Are you interested in learning what you can do to control panic attacks? Since you’re reading this article, you probably suffer from panic attacks or know someone who has them. We will show you some practical ways to help you control and even prevent your panic attacks.
If you are being overwhelmed by your panic attacks, deliberate and controlled breathing techniques may help to relax you. Although controlling panic attacks can be difficult, learning breathing techniques can make the difference.
Do you think panic attacks could never end? Control of your body and emotions is yours.
Heightened levels of anxiety only grow when you feel alone in the battle. Create a support network of friends and family to help you work through your panic attacks and moments of high anxiety. After all, you would expect your friends to do the same for you.

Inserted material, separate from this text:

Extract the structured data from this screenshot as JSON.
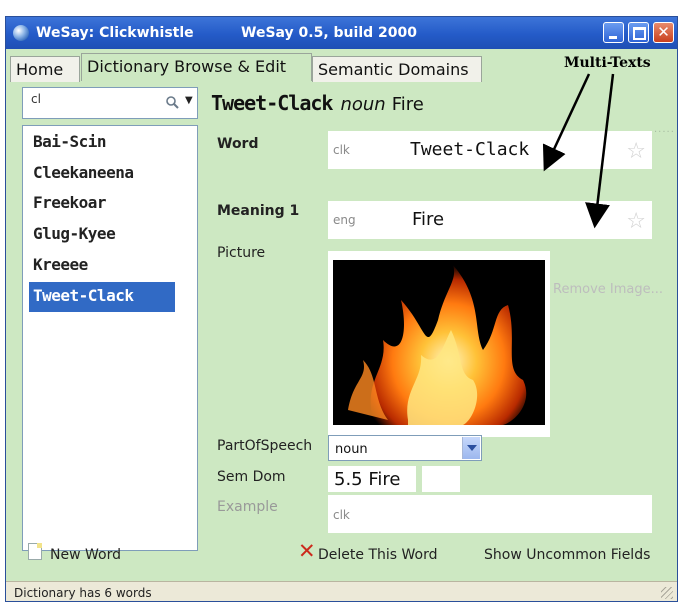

The minute you know a panic attack is coming, distract yourself — even if it’s something as simple as counting and recounting your fingers to yourself or reading license plate numbers. Find something in the room to focus on, sing a favorite tune (silently, if in public), or try reading a book. Do whatever it takes to distract yourself from the panic. This distraction technique can help you to feel better and can often prevent an intense, prolonged panic attack.
It is very beneficial to use deep breathing exercises when you feel a panic attack beginning. Breathe slowly and deliberately. As you inhale, count to five, allowing your stomach to rise, then count to five as you exhale. Inhale using your nose and exhale through your mouth. Try this ten times, you should feel much better.
When you feel a panic attack coming on, prepare yourself. Instead of trying to fight off the panic attack, understand what is happening and react accordingly. Use your imagination to pretend that the sensations are flowing around you rather than through you. Keep concentrating on your breathing techniques. Make sure you take slow, deep breaths as a means of remaining calm. Use breathing techniques to help you reduce the duration of your panic attacks.
Keep in mind that you have experienced this before, and nothing terrible happened. Relax and try not to think negative thoughts that will only heighten your anxiety.
A very useful tip to remember when experiencing a panic attack is to try to be cognitive of your environment and what is going on in it. Tell yourself repeatedly that you are just over-stimulated, and your nervous system is reacting to that. Nothing bad is going to happen to you. This will put you in the right frame of mind and reduce the duration of the attack. Yes, it is awful, and this advice is not meant to down-play that at all, but adopting this kind of thinking will help to negate at least some of the panic.
When you feel stress coming on, make sure that you have someone to talk to. Just listening to the sound of someone’s comforting words, or having a distraction from your overwhelming feelings of anxiety can help to relax you. You would be amazed at how much a simple hug can do. You tend to feel safe and more calm when you have close human contact.
Concentrate on breathing, an effective method for helping a panic attack pass. Breathing deeply and deliberately keeps your mind occupied and also gets more oxygen into your blood and reduces your blood pressure, which in turn relieves stress.
The best way to breathe while having a panic attack is by focusing on how you exhale. Inhaling quickly is common during a panic attack. It is one of the classic symptoms. Make sure you hold your breath before exhaling as slowly as you can.
People of all kinds, working with very different problems in life, suffer from panic attacks. A support group can be a great place to exchange tips for coping with panic attacks.
When having a panic attack, your adrenaline levels increase significantly. Try cleaning or working around the house to use this, and take your mind off the attack. This technique produces a winning result in two ways: it diverts the energy to productive effort, and when your house is more orderly, it is a calmer place.
You should find your panic attack triggers. When you are nervous about a conversation, it may cause you to enter into panic. Make sure that you express your emotions and feelings in healthy, positive ways. This will keep you from feeling overwhelmed and helpless, which could trigger an attack.
You may find writing down your experiences to be a beneficial way of helping yourself with your panic attacks. You could start a blog, share your stories in an e-book or even talk about them through speaking engagements. Others who suffer from panic disorders may be able to give you some useful information.
Step back and take an objective, rational look at what you are feeling, and you may find you can bring your panic attack under control. For instance, when you feel a panic attack coming on, focus on the feelings and remind yourself that feelings cannot and will not physically hurt you. Give yourself a positive mantra and repeat it until you feel it start to sink in.
This article contains many techniques that can be beneficial when dealing with panic attacks. Put these tips into practice to find relief from the anxiety of these attacks and start enjoying life more. Your overall well-being is dependent on knowing how to handle these episodes correctly.